How MET-Based Calorie Burn Works
MET stands for Metabolic Equivalent of Task. One MET is the energy your body uses while sitting quietly at rest, so an activity rated at 7 MET burns roughly seven times that resting energy. Researchers have measured MET values for hundreds of activities, which lets you estimate the calories burned during exercise from just three pieces of information: the activity, your body weight, and how long you keep it up.
The Calculation
The calculator uses the widely accepted formula: calories per minute = (MET × 3.5 × body weight in kilograms) ÷ 200. Multiplying that figure by the number of minutes you exercised gives the total calories burned. Because weight appears in the formula, a heavier person burns more calories than a lighter person doing exactly the same activity for the same length of time.
What Affects How Much You Burn
Three inputs move the result. A higher-MET activity, such as running or high-impact aerobics, burns far more than a gentle walk. Greater body weight raises the energy cost of moving. And a longer duration scales the total directly. Intensity matters too — jogging and sprinting fall in the same family of activities but carry very different MET ratings.

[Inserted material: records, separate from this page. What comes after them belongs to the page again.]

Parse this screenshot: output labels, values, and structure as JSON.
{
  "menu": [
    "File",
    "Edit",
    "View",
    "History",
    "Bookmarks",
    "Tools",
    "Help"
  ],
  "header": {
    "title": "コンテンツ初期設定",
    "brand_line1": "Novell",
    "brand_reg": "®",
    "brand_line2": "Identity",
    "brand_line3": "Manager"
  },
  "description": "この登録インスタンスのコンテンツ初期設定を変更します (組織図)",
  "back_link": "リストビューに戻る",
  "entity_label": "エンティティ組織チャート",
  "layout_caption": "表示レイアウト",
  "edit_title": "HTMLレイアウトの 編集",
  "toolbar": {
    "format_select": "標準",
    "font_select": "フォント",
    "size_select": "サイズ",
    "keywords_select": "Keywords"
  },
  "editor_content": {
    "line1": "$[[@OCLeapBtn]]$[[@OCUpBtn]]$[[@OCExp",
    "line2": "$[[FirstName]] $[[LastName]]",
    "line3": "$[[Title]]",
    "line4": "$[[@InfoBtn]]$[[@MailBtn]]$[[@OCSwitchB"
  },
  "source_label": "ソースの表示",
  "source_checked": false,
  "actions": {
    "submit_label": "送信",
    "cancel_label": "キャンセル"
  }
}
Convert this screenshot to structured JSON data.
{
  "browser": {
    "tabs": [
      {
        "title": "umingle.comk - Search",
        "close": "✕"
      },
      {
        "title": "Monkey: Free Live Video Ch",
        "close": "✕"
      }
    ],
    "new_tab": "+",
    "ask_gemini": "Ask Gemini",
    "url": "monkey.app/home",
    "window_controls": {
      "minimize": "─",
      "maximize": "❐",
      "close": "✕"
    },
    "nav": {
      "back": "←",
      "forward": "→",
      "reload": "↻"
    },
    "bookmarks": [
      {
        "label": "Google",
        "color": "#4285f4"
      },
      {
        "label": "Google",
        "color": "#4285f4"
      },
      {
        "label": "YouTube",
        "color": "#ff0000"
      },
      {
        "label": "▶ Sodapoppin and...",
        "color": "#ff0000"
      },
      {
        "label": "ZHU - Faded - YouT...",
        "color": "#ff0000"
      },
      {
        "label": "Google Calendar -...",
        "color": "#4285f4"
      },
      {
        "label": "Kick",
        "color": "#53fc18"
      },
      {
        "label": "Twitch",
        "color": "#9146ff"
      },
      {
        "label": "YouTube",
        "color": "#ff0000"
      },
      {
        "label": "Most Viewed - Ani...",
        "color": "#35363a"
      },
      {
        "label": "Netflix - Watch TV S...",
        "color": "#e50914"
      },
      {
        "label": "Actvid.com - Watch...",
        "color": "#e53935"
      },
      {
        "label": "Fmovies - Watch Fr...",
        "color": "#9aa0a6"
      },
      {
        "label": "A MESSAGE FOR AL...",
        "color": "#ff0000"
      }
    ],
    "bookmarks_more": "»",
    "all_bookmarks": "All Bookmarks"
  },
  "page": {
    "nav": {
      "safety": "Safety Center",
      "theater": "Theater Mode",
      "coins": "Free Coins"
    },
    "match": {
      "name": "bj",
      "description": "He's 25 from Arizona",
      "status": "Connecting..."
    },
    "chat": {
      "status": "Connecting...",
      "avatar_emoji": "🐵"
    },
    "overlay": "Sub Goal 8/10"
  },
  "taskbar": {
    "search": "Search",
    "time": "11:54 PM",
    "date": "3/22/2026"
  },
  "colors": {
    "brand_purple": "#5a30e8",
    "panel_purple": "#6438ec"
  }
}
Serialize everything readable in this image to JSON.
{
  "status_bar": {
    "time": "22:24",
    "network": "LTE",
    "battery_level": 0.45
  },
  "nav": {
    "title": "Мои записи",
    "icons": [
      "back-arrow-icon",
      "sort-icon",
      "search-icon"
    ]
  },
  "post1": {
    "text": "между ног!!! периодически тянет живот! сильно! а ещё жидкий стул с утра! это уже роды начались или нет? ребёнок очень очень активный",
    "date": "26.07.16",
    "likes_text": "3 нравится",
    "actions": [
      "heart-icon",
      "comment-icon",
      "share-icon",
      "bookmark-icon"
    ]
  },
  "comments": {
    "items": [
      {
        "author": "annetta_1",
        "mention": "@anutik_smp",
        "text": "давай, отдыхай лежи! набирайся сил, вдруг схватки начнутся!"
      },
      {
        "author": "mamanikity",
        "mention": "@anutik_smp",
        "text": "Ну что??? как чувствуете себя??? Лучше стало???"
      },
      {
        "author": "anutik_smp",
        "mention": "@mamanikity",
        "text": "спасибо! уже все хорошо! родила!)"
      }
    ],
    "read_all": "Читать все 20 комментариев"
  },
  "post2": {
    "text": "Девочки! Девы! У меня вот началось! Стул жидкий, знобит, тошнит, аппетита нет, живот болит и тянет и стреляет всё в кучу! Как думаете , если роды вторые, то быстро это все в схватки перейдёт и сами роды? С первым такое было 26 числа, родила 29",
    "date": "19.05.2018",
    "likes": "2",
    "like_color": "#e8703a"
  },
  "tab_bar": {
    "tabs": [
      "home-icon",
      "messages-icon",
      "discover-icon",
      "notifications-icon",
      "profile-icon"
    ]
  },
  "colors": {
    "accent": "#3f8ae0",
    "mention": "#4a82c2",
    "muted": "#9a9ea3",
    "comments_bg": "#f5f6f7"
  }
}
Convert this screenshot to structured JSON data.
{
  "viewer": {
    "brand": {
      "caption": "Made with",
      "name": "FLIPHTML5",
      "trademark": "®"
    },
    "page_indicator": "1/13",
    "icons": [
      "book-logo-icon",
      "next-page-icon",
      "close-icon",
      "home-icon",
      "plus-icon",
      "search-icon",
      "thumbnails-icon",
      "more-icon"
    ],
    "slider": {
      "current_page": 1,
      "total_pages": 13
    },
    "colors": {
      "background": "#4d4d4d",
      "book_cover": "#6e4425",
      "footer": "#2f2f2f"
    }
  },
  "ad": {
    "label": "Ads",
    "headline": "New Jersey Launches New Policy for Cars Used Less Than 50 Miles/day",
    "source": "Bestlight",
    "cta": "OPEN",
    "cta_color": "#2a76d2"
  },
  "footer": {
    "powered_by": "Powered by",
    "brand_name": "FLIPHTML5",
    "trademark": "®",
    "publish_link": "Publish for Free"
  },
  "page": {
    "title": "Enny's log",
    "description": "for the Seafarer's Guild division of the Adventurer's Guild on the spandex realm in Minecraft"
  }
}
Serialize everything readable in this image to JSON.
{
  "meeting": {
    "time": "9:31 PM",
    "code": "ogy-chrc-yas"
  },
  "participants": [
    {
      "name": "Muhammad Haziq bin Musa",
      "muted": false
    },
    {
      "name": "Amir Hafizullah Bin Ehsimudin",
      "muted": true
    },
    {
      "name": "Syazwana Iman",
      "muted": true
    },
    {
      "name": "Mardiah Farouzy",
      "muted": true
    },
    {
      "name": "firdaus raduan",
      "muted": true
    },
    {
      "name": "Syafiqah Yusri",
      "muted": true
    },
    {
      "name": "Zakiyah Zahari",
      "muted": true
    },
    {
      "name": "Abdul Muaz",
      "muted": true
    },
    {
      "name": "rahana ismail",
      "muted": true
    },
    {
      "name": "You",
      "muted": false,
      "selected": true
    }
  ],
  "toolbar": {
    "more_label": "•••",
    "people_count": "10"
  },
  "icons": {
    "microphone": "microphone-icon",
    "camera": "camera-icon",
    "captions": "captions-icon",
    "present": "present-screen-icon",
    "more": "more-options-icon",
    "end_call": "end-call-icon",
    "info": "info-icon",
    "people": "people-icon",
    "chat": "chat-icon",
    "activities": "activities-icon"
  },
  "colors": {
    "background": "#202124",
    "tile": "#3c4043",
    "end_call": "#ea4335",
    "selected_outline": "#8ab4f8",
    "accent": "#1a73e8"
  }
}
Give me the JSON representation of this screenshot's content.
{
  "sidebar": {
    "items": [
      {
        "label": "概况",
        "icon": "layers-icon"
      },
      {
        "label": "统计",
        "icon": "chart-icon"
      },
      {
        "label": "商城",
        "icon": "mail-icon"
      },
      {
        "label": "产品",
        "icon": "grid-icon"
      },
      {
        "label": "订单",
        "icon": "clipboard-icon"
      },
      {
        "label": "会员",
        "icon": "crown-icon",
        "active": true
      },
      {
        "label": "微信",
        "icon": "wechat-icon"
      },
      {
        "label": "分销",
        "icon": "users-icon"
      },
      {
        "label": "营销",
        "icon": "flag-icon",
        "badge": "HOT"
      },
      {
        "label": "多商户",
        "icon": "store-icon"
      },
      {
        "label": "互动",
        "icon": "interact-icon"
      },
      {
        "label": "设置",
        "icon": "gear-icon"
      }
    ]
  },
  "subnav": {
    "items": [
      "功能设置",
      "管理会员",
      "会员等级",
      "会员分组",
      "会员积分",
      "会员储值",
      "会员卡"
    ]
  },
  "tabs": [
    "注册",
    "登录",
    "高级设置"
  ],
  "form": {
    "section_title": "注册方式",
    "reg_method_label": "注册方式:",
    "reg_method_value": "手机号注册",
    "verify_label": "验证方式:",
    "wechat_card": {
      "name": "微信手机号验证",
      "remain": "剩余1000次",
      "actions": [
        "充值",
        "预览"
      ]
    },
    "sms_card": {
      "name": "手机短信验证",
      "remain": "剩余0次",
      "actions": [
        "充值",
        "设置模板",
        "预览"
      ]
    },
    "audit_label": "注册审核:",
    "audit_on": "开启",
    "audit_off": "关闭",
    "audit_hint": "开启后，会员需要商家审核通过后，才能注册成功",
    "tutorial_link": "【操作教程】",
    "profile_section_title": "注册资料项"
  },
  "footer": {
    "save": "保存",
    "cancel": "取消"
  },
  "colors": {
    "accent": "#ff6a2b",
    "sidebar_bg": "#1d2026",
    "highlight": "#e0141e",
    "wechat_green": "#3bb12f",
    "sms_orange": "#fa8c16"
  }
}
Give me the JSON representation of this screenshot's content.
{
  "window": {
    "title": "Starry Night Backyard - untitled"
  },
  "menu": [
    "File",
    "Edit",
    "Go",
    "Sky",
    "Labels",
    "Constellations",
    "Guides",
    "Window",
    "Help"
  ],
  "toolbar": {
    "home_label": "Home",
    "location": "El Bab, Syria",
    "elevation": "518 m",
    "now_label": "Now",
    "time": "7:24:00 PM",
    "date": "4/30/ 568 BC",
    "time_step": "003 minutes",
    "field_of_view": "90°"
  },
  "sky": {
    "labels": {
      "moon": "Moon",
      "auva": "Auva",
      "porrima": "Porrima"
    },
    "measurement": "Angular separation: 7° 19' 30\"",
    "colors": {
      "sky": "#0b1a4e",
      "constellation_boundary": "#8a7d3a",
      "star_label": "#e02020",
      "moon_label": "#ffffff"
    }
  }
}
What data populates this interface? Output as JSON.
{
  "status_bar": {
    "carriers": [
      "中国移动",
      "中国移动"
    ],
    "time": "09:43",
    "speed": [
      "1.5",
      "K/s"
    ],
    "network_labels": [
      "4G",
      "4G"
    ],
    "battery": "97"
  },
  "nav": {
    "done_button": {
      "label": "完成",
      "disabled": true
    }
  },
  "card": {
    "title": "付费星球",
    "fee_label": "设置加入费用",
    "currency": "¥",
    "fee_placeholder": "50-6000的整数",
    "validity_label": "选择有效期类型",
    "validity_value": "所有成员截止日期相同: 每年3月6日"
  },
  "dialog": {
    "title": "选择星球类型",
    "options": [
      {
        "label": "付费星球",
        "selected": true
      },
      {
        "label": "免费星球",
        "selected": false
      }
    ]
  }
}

How to Use This Calculator
- Enter your body weight in kilograms.
- Enter how many minutes the activity lasted.
- Pick the closest matching activity to load its standard MET rating.
- Read the total calories burned and the per-minute burn rate.
Understanding the Limits
MET values are population averages, so treat the result as a solid estimate rather than an exact measurement. Your real expenditure depends on fitness level, body composition, terrain, and effort. For tracking trends across weeks the estimate is very useful, but for medical or clinical decisions you should consult a qualified professional.